Il y aura quelques interruptions de 1892 à 1895 pendant lesquelles il rejoint certains artistes symbolistes au Salon de la Rose-Croix de Joseph Péladan. (« Douleur », « Chacun sa chimère », « Le poète »).
Plus tard, tout en s’éloignant des thèmes symbolistes, il en gardera toujours la poésie mystérieuse et l’atmosphère secrète et diffuse des paysages.
C’est en 1900, avec l’achat d’une maison dans le Lot, à Labastide-du-Vert, qu’on situe son abandon définitif du symbolisme et des thèmes littéraires pour l’adoption d’une touche purement impressionniste et la prédominance du paysage dans son œuvre : « Après trois mois passés en tête à tête avec la nature, la pleine lumière éclatante et diffuse m’obligea (…) à la traduire par le pointillé et la décomposition du ton ».
Dorénavant, faisant de la nature son thème favori, l’artiste va consacrer son art à la représentation en plein air des beautés du Quercy. Sensible à une nature scandée par la lumière des heures et des saisons, Henri Martin cherche à partager son émotion avec le spectateur. Attentif à décrire la clarté mouvante et la substance des lieux d’une touche nuancée et vigoureuse, il nous livre une expression apaisée d’un paysage façonné par l’homme, planté et entretenu, d’un monde idéalisé : « Jardin au soleil ; Paysage de Saint-Cirq Lapopie ; Les Vendanges ; La Pergola au printemps ; Devant de porte ensoleillé ; Le bassin à Marquayrol ; Labastide-du-Vert ».
Dans notre tableau, « La tonnelle ouest du parc de Marquayrol au début de l’Automne », la tonnelle s’offre comme un havre de paix, un lieu entre-deux, qui appelle à l’évasion vers une nature lumineuse et sereine, à l’image des collines qui se dessinent au loin.
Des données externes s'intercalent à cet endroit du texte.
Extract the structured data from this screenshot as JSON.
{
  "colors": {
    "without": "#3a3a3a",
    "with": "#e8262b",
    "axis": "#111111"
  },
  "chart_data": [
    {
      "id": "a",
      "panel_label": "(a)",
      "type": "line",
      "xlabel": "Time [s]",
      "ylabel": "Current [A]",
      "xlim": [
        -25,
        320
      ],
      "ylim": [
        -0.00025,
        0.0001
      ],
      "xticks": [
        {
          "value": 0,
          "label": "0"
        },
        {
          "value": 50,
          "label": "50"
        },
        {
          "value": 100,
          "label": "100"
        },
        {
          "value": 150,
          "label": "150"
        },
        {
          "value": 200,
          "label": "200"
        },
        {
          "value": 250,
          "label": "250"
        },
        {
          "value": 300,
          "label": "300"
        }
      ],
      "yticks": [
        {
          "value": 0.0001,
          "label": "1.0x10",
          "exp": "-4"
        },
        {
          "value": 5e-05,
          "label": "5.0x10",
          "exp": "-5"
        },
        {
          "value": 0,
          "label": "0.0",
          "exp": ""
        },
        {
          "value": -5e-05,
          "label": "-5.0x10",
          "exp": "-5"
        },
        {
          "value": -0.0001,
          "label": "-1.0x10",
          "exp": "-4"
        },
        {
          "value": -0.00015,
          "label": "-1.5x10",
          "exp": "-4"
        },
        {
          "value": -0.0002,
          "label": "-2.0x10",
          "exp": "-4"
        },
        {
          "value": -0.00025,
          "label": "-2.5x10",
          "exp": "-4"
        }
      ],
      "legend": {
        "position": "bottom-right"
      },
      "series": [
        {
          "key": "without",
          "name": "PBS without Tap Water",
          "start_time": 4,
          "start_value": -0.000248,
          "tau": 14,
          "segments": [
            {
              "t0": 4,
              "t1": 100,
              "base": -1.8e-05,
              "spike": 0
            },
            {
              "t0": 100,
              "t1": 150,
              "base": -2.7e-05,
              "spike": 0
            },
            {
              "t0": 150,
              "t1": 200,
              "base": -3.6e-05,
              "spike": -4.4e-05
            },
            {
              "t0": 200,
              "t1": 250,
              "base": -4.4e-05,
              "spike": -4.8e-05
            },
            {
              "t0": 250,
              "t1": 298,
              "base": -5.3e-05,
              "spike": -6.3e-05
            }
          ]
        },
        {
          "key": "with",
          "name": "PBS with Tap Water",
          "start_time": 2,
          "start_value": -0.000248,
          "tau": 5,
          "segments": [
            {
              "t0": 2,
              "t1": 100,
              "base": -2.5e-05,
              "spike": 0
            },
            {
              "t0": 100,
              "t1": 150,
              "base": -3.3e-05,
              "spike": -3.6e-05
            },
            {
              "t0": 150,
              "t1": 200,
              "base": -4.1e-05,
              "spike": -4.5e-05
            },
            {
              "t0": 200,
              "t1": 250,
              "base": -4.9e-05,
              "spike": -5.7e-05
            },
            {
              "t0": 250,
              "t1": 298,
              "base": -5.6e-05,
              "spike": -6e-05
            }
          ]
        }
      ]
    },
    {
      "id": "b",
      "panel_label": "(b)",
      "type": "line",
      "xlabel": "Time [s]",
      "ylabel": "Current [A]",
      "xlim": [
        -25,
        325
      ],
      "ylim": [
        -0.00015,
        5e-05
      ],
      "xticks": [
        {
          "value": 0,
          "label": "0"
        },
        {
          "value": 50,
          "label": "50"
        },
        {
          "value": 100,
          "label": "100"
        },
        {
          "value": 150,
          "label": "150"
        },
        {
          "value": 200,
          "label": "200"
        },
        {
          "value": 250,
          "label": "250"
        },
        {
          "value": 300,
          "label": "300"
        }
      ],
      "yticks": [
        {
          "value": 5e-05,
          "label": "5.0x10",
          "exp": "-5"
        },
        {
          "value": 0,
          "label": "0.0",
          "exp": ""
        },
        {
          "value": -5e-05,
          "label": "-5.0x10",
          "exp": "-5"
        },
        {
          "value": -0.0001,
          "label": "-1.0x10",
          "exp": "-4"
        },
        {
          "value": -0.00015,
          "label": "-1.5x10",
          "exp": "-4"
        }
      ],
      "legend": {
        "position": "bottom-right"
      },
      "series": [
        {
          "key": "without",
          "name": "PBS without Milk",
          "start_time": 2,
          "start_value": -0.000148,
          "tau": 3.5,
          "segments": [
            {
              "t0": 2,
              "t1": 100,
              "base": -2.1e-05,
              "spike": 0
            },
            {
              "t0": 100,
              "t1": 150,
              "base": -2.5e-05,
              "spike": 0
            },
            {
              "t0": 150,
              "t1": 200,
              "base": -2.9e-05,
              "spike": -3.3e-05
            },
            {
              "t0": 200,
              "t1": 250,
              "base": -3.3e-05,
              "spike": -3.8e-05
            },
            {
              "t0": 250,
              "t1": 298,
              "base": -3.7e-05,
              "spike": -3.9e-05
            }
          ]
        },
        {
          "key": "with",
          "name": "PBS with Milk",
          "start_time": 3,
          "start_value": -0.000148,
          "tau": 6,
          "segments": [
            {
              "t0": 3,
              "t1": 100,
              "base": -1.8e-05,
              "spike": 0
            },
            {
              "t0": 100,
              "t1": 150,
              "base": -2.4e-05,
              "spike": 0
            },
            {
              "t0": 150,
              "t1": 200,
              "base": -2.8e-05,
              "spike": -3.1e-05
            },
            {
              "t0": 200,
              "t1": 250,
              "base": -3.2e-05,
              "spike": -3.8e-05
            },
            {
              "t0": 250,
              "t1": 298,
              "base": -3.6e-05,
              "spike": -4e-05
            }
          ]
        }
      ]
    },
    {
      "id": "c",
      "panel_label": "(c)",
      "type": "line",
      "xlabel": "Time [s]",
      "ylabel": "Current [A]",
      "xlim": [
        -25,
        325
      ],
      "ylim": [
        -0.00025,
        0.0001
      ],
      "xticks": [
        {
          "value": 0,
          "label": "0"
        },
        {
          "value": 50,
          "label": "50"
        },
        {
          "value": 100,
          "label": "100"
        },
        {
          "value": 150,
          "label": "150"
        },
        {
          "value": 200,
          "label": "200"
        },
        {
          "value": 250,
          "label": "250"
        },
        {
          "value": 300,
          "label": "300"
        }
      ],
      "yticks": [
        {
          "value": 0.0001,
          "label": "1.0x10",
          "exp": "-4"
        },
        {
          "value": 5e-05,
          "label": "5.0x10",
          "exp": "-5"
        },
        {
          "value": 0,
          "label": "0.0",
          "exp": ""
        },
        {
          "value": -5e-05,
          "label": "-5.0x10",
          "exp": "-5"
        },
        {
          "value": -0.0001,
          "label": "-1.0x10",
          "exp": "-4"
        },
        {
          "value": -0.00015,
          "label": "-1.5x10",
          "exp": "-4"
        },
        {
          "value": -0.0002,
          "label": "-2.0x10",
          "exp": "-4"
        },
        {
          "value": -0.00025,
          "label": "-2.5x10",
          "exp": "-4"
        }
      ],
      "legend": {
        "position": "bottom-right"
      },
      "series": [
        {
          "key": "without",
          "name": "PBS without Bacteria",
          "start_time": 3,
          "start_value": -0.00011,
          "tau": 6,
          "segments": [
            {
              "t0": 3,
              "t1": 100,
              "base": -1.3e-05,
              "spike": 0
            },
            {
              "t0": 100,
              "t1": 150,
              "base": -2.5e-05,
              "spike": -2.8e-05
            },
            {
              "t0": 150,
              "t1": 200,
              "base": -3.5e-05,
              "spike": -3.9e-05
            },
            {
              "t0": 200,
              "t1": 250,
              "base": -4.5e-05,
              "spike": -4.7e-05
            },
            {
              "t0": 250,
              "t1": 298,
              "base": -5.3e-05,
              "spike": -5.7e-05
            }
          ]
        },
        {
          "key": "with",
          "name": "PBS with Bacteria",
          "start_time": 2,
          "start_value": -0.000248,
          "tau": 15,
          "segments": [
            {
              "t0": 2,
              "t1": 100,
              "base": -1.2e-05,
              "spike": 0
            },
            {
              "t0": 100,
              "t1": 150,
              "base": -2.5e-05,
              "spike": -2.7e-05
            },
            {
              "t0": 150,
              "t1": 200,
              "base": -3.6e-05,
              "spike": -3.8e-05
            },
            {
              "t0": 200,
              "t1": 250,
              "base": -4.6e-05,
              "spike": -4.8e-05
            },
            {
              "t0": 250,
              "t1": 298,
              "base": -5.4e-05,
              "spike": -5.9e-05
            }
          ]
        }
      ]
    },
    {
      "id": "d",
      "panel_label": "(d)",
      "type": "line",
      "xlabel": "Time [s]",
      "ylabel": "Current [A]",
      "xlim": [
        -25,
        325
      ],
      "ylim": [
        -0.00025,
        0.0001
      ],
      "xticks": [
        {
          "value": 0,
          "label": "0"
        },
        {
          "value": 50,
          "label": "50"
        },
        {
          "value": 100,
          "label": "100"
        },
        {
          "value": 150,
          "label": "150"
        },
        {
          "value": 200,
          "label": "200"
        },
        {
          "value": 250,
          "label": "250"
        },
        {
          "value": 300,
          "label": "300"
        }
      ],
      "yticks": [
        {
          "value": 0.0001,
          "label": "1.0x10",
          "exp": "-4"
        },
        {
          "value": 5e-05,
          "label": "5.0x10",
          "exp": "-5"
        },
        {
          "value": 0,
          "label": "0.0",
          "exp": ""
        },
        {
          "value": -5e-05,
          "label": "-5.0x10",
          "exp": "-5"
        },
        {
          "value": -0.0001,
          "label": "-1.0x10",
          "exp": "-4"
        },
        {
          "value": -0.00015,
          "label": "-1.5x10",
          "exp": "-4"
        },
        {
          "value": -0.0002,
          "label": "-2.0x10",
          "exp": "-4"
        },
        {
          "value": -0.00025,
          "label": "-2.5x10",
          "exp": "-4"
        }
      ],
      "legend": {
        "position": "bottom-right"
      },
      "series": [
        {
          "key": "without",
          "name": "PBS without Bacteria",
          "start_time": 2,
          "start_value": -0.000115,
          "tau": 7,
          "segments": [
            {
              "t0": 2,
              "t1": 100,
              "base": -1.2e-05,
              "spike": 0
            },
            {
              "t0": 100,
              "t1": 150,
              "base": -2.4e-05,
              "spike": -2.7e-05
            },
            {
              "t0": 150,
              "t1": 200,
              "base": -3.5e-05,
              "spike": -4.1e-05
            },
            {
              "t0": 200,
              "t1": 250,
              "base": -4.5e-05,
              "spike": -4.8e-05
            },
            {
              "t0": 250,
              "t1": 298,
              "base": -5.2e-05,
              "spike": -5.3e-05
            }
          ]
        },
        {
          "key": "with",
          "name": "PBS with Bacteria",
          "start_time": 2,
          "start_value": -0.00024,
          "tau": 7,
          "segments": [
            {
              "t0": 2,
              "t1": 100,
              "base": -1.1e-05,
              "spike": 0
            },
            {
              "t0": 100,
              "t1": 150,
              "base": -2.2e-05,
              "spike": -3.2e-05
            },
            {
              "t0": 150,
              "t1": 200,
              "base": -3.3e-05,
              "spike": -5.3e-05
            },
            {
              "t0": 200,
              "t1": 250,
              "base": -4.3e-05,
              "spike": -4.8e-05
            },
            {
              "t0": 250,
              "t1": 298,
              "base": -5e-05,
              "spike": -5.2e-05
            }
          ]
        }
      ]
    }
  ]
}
L’architecture accentue la sensation d’élévation vers le ciel. La symétrie des piliers rectilignes contraste avec la profusion du feuillage coloré qu’ils soutiennent, renforcée par les parterres de fleurs des champs et les géraniums rouges qui les entourent dans une recherche chromatique qui s’exprime à travers un pointillisme élargi, une touche libre et virevoltante.
À la fois reconnu comme peintre décorateur d’espaces publics remarquable, et peintre de chevalet estimé de son vivant par une clientèle importante et éclairée, il a été un artiste apprécié tout au long de sa vie, couvert d’honneurs et de récompenses. Il reçoit la légion d’honneur en 1896 pour sa décoration de l’Hôtel de ville. En 1914 sera nommé Commandeur et devient membre de l’Institut en 1916.
De sa génération, il est celui qui a emporté le plus grand nombre de commandes pour des lieux publics au rôle essentiel. Il a exécuté de grandes fresques symboliques et spectaculaires pour l’Hôtel de Ville de Paris, les mairies des V, VI, et Xème arrondissements, la Sorbonne, le Palais de l’Elysée, le Conseil d’Etat ; le Capitole de Toulouse, l’Hôtel de Ville de Tours, la Préfecture et la ville de Cahors, la Chambre de Commerce et d’Industrie de Béziers.